Île qui m'accueillit, naufragé studieux,
S'échouant d'une mer que n'animent les rides
D'aucun élan courant ses stagnations virides.
Un solitaire pas d'errances pénitentes
Nuitamment devant moi fit surgir, crues et belles,
Rêvantes ses splendeurs parmi d'ocres ombelles.
Ensemble allâmes loin des poteaux et des tentes
Vers le sombre refuge où les bêtes cruelles
Épousailles se font sous les fleurs éclatantes.
Nous ne parlâmes pas de nos peines latentes :
Un vent chaud effaçait consonnes et voyelles.

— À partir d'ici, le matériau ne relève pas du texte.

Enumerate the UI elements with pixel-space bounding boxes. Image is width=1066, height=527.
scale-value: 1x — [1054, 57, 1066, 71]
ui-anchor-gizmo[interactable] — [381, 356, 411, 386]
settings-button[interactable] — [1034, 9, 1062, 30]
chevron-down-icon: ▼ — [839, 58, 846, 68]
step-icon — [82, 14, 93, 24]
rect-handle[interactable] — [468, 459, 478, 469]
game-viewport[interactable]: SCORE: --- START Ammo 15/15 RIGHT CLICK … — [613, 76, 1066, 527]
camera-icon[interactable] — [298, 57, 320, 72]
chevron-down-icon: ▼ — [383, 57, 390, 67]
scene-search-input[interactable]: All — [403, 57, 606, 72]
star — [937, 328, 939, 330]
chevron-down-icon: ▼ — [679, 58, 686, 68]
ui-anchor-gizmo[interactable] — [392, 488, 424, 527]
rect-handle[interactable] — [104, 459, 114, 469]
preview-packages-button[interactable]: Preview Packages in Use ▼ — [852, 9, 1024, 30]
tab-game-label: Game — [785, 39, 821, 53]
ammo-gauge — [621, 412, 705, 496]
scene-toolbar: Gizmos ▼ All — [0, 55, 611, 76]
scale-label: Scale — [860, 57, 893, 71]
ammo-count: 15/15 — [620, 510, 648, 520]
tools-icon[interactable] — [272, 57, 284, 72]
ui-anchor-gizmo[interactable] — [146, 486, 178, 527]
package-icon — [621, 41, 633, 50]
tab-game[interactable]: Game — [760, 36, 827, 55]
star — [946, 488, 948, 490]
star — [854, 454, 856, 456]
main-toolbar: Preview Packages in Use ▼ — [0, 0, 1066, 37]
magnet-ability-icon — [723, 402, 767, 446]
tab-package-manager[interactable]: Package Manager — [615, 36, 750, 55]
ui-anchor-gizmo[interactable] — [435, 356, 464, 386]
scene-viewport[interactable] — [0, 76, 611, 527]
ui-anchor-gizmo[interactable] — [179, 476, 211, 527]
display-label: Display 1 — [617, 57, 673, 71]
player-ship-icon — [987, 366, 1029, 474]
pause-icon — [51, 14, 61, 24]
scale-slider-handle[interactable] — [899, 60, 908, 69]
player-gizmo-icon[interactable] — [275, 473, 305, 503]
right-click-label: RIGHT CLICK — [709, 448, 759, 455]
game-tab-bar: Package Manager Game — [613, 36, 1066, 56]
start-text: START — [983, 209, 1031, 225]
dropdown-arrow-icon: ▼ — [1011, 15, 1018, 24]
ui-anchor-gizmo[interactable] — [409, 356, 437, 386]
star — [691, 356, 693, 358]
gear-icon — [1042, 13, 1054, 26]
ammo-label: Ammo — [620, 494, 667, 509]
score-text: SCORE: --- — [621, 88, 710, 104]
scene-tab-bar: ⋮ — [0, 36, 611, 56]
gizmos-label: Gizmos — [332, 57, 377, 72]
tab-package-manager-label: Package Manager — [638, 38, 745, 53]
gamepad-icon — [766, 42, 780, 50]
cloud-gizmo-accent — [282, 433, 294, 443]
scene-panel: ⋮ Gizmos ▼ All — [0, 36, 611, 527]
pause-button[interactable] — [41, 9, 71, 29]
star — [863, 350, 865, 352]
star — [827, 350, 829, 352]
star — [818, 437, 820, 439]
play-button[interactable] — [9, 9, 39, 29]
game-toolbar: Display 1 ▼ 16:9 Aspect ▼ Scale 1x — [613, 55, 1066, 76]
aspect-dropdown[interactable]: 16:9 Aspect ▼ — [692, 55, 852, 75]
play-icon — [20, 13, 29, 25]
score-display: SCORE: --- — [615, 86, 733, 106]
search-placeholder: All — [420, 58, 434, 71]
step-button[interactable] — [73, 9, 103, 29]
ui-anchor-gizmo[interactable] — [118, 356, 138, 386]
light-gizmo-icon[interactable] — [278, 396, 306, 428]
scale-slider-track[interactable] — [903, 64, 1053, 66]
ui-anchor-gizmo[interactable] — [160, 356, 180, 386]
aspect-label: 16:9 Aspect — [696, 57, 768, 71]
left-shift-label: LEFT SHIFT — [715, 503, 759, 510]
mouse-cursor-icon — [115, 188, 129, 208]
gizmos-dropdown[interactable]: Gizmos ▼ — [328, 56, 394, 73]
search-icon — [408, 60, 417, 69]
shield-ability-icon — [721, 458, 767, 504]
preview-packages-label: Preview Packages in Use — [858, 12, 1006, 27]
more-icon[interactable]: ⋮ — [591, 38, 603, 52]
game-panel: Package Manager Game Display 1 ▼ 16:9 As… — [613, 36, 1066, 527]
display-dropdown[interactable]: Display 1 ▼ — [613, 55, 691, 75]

Une idée proposée par Pierre Lamy a été largement illustrée ces jours-ci sur la liste Oulipo : celle de poème inversé. Partant d’un poème connu, il s’agit d’en conserver le dernier vers et l’ensemble des rimes qui apparaîtront dans l’ordre inverse. Le sonnet inversé ci-dessus est composé selon cette nouvelle contrainte, à partir de « Voyelles » d’Arthur Rimbaud, selon une version augmentée dans laquelle ce sont les mots à la rime qui sont conservés. De plus le titre est repris en acrostiche.
Publié sur la liste Oulipo le 30 octobre 2023.